The therapist helped Lena to begin to trace an emotional line between her fury at her abusive ex-girlfriend and her plan to leave her, her subsequent physical sensations of overwhelming anxiety, her sense of loss of executive control as highlighted by her relatively new inability to drive, and her central fantasy of her car as a tomb, separating her forever from the people she loved, especially from her mother. In carefully delving into the complicated, ambivalent, yet intense and dependent relationships she tended to form, the therapist explored an emerging core fantasy Lena had about herself that fueled much of the intensity of her relationships: that she was incompetent and unable to manage situations that might arise (on the train to appointments with her therapist, for example).
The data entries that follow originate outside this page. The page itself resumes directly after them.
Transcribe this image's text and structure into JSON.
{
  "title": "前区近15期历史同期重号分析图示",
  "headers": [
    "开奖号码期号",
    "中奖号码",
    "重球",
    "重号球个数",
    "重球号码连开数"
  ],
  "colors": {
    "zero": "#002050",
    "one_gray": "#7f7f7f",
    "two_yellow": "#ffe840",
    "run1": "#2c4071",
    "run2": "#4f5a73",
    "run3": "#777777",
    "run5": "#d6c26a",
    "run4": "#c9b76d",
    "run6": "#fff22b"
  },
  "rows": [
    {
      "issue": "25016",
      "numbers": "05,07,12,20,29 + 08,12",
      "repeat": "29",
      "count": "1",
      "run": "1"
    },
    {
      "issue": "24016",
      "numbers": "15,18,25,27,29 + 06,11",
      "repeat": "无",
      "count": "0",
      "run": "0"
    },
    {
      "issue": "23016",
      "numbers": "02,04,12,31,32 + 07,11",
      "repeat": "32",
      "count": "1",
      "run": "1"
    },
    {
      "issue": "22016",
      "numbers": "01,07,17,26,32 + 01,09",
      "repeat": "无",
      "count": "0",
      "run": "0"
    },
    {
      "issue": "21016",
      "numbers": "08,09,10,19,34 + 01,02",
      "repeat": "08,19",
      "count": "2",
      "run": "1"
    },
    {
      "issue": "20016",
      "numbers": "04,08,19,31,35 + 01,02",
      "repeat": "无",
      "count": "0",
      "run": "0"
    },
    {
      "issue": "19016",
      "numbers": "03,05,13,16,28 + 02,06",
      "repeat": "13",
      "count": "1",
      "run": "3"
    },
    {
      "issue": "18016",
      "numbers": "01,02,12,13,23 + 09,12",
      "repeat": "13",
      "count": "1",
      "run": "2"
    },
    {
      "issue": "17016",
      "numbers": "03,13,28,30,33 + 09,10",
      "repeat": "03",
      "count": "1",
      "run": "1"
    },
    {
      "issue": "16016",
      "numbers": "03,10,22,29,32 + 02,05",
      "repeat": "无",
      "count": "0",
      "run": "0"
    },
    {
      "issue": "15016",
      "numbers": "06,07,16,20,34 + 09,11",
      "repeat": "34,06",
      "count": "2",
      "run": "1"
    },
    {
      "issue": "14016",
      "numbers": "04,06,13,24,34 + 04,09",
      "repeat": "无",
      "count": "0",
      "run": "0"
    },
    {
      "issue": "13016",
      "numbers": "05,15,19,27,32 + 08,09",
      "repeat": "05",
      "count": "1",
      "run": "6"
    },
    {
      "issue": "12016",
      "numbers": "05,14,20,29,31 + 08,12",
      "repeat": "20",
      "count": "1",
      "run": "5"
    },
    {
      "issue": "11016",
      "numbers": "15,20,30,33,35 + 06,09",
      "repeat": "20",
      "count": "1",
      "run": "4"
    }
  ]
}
Lena relinquished her travel companion and began traveling and attending sessions alone by session 5. She rapidly resumed driving and no longer felt so isolated in her car or as though she would panic. The therapist continued to pursue Lena’s core fantasy that she was incompetent like a small child and terrified to be apart from her mother, as she had been when she was very young, and that therefore she was unable to handle matters that might arise at night if she were to sleep alone without her new girlfriend. After session 11, Lena slept alone for the first time in her life.
The therapist helped Lena to verbally articulate how her strength and newfound independence were associated with her relationship with the therapist, something she would have to relinquish soon because of the (24-session) study time limit. Lena actively mourned the loss of her therapist, experiencing “jumpy nerves” on the train when coming to see her, resisting a “pull” to “pick up women to make it better,” and later expressing anger and sadness that the therapy could not continue. She said that she had never said goodbye as she was now in parting with the therapist, permitting herself to feel the sadness of the loss without becoming overwhelmingly anxious and frantic to replace the therapist with new “emergency” relationships. Despite tremendous anticipatory anxiety, Lena felt calmer and more comfortable: traveling, working, and attending school without anxiety at termination. She had ended her relationship with the new girlfriend after session 17 and despite feeling “lonely and unusual,” had very uncharacteristically not rushed into a new relationship and was adopting a “wait and see” approach to dating. At termination, the Anxiety Disorders Interview Schedule for DSM-IV indicated a score of 3 out of 8 for panic disorder (subsyndromal), 3 out of 8 for agoraphobia, and a score of 0 for generalized anxiety disorder.
These two small adult studies demonstrate preliminary but promising outcomes of psychotherapies for patients with prominent separation anxiety symptoms amid different DSM disorders. Better tracking of separation anxiety throughout treatment course and the development of interventions to relieve its global effects might help in specifically targeting interventions for individual patients.